Pada bagian sebelumnya sudah dinyatakan dalam butir (8), bahwa 

kadang-kadang disisipkan sejumlah catatan dalam laporan tentang seorang 

raja. Selain dari itu, terdapat sejumlah narasi atau deretan narasi-narasi agak 

panjang yang memecah skema tersendiri. Contoh-contohnya adalah berikut 

ini. 

  

- Narasi seputar RajaYerobeam I (1Raj 12-14). 

- Narasi tentang perang-perang melawan Aram dan sederetan narasi 

tentang Elia dan Elisa (1Raj.17 - 2Raj.8). 

- Pembaharuan Perjanjian dan pembaharuan Deuteronomistis di 

bawah pimpinan raja Yosia (2Raj.22-23). 

- Kata penutup kitab yang memuat narasi penghancuran Yerusalem 

dan pembuangan ke Babel (2Raj.25). 

 

Dari hasil penilaian masing-masing raja, nampak dengan jelas bahwa 

kebanyakan raja tidak setia kepada Allah. Di Kerajaan Israel (Utara) semua 

raja berbuat jahat dengan mengikuti jejak Yerobeam menyembah berhala. Di 

kerajaan Yehuda hanya dua raja yang sungguh setia kepada Allah (Raja 

Hizkia dan Raja Yosia), enam raja yang agak setia (Raja Asa, Raja Yosafat, 

Raja Yoas, Raja Amazia, Raja Azarya atau Raja Uzia, dan Raja Yotam). 

Sisanya sama sekali tidak setia. Dengan demikian, penulis ingin menegaskan 

bahwa sesudah kematian Raja Daud, Kerajaan Israel terus-menerus merosot 

karena raja-rajanya tidak setia kepada Allah.
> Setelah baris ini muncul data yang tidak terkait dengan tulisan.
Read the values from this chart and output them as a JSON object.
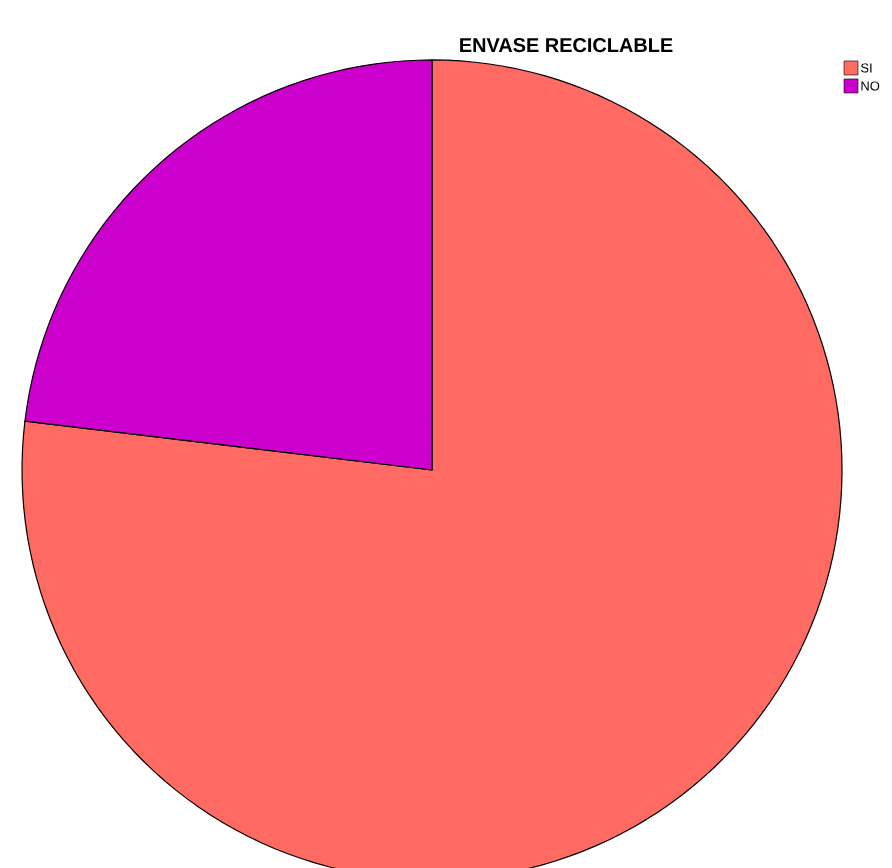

Sebelum wafatnya, Raja Daud 

memang telah berpesan kepada penggantinya, yaitu Salomo.  

 

 121 

  

“Lakukanlah kewajibanmu dengan setia terhadap Tuhan, Allahmu, 

dengan hidup menurut jalan yang ditunjukkan-Nya, dan dengan tetap 

mengikuti segala ketetapan, perintah, peraturan, dan ketentuan-Nya, 

seperti yang tertulis dalam hukum Musa, supaya engkau beruntung 

dalam segala yang kaulakukan dan dalam segala yang kautuju, dan 

supaya Allah menepati janji yang diucapkan-Nya tentang aku, yaitu: 

Jika anak-anakmu laki-laki tetap hidup dihadapan-Ku dengan setia, 

dengan segenap hati dan dengan segenap jiwa, maka keturunanmu 

takkan terputus dari takhta kerajaan Israel!” (1Raj.2:3-4). 

 

 Pesan Raja Daud ini masih ditegaskan sekali lagi oleh Allah sendiri 

ketika Ia menampakkan diri kepada Raja Salomo (bdk. 1Raj.9:4-5). Akan 

tetapi, ternyata Raja Salomo tidak menuruti pesan ini. Ia mengawini 

perempuan-perempuan asing. Ia juga ikut sujud menyembah allah-allah 

mereka (bdk. 1Raj.11:1-8). Pengganti Raja Salomo, Raja Yerobeam, bahkan 

melakukan kejahatan yang lebih hebat lagi. Ia mendirikan dua tempat ibadat 

baru. Masing-masing di Dan dan di Betel guna menandingi tempat ibadat 

resmi di Yerusalem. Ia juga membuat dua patung lembu emas sebagai ganti 

Tabut Perjanjian. Ia mengangkat imam-imam yang bukan keturunan Lewi 

dan menentukan hari-hari raya sendiri (bdk. 1Raj.12:25-33). Demikianlah 

seterusnya raja-raja pengganti Daud ‘melakukan apa yang jahat di mata 

Allah» dan «mengakibatkan orang Israel berdosa pula’. Istilah dalam tanda 

kutip ini adalah istilah yang sering dipakai. Akibatnya, Allah menjadi murka 

dan mengoyakkan Kerajaan Tunggal Israel menjadi dua (1Raj.11:9-13) dan 

selanjutnya menghancurkannya (2Raj.17:1 - 23; 25:1-21). 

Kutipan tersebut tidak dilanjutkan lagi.